The present invention relates generally to hinge mechanisms. More particularly, the present invention relates to a hinge mechanism which is suitable for use in a portable computing device such as a notebook computer.
Advances in computing hardware technology continue to enable lower dimensional profile computing devices while maintaining robust processing power typically associated with larger devices. No where are these advances more apparent than in the portable computing field. Notebook computers, once a burdensome luxury with limited capability, are now full-featured computing devices that are quickly becoming ubiquitous in both the business and home markets.
Portable computing devices may be typically configured with a base housing various computer components and a display. In one such example, FIG. 1 is an illustrative representation of a portable computing device 100. Portable computing device 100 includes a base 106 and a display 104. Base 106 may house a variety of computer components including a keyboard 110, a pointing device 112, a removable disk drive 114, and a permanent disk drive 116. Base 106 may further include a variety of access ports for interfacing with other computing components including, but not limited to, a USB port (not shown), a parallel port (not shown), a serial port (not shown), a docking station interconnect (not shown), a network port (not shown) or a monitor port (not shown). Further, display 104 may be configured in any of a number of different sizes and resolutions depending on user preference.

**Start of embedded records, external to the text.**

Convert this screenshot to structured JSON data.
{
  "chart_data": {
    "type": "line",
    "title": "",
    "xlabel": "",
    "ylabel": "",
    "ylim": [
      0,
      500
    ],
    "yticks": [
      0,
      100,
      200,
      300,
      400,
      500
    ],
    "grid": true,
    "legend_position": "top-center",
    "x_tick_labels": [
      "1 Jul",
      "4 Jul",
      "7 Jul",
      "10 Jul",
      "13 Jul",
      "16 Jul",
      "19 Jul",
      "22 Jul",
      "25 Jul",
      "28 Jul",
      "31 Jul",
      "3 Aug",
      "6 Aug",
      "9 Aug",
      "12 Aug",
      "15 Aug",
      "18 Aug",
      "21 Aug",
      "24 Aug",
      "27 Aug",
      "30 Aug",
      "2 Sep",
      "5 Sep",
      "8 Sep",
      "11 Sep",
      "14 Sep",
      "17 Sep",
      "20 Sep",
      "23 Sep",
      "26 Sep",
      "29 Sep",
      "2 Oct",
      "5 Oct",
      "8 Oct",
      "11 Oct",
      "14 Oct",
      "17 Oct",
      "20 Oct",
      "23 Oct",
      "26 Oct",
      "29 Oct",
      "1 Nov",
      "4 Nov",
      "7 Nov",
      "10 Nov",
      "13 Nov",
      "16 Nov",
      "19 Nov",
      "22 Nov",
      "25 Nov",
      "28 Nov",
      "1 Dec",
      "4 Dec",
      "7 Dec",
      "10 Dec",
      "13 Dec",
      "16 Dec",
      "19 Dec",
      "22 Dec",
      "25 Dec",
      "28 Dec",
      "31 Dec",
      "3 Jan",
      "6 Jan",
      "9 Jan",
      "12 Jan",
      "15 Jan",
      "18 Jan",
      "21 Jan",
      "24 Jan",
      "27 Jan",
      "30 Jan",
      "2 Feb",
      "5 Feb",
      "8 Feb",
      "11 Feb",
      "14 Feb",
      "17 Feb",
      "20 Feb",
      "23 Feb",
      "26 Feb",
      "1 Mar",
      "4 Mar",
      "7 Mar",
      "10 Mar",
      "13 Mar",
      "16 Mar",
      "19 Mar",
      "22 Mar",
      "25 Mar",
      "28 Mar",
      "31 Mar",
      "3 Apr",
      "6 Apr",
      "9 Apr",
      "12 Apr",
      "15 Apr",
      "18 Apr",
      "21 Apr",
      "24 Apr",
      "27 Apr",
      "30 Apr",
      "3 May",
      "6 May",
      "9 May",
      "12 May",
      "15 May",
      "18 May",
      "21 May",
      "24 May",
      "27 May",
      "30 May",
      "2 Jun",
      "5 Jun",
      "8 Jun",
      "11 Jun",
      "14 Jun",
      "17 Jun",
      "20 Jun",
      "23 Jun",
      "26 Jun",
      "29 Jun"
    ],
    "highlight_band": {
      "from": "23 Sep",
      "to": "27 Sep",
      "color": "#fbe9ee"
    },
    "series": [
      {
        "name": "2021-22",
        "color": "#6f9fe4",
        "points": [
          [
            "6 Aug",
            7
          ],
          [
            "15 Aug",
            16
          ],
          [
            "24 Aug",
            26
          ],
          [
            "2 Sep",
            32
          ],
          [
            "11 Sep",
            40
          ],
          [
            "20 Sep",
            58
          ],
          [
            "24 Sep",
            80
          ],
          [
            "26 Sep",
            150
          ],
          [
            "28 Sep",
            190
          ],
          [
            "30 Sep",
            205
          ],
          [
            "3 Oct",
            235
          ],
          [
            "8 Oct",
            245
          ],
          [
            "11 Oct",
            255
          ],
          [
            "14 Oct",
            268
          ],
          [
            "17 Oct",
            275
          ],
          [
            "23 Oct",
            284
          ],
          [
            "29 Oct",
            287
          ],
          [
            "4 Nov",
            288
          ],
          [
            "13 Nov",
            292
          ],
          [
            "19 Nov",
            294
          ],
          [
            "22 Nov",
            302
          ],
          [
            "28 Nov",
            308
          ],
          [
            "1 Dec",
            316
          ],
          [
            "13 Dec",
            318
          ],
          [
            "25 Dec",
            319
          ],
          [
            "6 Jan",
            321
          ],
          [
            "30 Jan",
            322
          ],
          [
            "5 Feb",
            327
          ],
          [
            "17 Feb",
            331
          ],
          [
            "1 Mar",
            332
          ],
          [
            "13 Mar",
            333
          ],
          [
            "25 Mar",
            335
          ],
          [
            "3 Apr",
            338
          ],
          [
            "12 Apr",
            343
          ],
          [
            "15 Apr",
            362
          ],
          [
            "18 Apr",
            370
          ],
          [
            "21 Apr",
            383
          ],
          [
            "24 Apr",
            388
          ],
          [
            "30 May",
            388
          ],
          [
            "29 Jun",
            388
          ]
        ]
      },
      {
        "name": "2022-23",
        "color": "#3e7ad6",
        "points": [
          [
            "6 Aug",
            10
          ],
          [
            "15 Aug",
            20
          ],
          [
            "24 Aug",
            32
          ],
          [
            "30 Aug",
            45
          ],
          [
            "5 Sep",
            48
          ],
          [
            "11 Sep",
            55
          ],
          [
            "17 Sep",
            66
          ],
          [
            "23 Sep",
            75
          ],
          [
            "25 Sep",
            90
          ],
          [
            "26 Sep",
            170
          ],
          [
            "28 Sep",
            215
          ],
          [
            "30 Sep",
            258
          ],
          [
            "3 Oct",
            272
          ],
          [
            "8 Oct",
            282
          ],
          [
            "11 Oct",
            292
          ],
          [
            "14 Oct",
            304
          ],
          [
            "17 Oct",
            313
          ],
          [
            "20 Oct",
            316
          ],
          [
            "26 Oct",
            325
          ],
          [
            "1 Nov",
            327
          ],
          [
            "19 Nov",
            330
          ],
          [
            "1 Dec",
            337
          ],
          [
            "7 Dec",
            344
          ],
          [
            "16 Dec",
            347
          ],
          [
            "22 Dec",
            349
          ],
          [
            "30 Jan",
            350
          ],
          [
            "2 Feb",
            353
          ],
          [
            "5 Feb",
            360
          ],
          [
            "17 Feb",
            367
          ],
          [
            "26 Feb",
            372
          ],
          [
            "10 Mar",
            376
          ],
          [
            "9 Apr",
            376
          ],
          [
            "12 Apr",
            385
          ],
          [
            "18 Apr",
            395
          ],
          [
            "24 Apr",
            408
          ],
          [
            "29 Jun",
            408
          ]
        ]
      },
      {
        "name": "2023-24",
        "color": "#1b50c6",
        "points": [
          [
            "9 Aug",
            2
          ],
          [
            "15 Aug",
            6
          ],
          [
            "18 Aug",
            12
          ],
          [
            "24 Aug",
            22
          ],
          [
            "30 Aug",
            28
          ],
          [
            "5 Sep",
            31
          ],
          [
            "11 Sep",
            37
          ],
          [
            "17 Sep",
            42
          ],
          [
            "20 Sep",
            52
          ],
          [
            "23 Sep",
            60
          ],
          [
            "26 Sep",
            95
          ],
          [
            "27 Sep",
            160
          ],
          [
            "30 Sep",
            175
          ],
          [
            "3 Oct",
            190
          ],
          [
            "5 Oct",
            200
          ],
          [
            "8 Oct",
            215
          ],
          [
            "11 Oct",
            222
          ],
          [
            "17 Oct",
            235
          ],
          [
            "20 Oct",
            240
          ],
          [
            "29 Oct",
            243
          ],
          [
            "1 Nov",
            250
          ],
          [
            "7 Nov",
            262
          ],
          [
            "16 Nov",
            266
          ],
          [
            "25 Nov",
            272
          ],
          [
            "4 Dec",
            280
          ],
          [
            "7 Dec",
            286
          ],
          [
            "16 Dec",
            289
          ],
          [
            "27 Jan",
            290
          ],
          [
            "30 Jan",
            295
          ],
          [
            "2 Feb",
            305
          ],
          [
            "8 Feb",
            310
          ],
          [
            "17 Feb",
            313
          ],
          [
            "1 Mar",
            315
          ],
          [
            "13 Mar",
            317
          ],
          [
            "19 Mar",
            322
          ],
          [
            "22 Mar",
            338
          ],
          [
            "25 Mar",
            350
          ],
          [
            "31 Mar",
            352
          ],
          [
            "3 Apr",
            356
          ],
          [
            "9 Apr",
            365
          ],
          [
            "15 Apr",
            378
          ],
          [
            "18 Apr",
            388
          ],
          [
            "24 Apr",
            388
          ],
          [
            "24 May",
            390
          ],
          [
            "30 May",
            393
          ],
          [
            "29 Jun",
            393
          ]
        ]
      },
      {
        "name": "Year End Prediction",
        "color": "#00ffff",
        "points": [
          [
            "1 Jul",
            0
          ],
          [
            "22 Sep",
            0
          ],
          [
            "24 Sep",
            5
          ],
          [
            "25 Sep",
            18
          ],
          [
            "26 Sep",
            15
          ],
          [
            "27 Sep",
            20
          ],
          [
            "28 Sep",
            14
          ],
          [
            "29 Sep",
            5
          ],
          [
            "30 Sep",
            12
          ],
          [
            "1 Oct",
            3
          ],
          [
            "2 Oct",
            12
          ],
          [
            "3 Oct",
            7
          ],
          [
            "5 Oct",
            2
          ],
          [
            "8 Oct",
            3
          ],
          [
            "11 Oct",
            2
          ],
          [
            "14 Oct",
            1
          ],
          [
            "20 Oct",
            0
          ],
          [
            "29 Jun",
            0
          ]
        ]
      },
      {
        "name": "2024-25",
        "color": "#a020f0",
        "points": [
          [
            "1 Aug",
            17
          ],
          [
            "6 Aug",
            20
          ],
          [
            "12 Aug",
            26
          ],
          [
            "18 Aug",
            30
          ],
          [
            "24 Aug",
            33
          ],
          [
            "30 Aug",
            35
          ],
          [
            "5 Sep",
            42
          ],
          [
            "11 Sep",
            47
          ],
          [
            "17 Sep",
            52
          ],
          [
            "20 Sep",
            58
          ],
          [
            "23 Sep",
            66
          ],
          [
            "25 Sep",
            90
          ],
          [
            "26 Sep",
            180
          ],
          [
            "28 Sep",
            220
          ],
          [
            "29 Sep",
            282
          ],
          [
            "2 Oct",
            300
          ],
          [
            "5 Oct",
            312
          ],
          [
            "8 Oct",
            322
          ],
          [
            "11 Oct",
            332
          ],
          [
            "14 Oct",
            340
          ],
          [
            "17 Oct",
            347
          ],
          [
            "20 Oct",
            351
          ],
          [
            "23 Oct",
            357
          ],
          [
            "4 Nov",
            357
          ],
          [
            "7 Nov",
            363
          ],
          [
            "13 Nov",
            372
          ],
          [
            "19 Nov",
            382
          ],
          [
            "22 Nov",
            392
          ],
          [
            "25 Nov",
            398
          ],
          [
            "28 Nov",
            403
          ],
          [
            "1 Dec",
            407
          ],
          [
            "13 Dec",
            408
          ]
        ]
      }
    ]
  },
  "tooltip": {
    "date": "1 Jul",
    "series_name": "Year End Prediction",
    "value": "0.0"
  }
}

Base 106 and display 104 may be attached with a hinge mechanism 108. In the example illustrated, display 104 rotates about an axis defined by hinge 108 from closed (0°) to approximately 120°. In a typical configuration, a single pin is integral to hinge 108 and provides a rotational axis about which display 104 may rotate. In some examples, hinge 108 may be configured with a braking device (not shown). Braking devices generally apply sufficient holding force to allow freedom of movement of a display without lifting a base and to allow a display to maintain a desired position.
As can be appreciated, a pinned hinge mechanism configuration requires the mechanism to be located at or nearly proximal to a base edge because of clearance requirements. That is, in order for a display to rotate freely about a pinned hinge mechanism, the display must be located such that any display portion extending beyond the pinned hinge mechanism does not interfere with the base. Furthermore, because the location of a pinned hinge mechanism must be located at or nearly proximal to a base edge, there must be sufficient structural strength to support the configuration at the base edge.
In current examples, where portable computing device bases range from approximately 20 to 30 mm in thickness, there exists ample structural strength to support a hinge located at or nearly proximal to a base edge. However, as noted above, portable computing device profiles are continually shrinking along with integral computer components. As such, base thicknesses under approximately 20 mm are becoming increasingly common. In at least some of those examples, a pinned hinge mechanism's structural requirements may exceed the structural capability of base materials given smaller size design requirements thus necessitating relocation of a hinge mechanism away from a base edge. Therefore improved hinge mechanisms are described herein.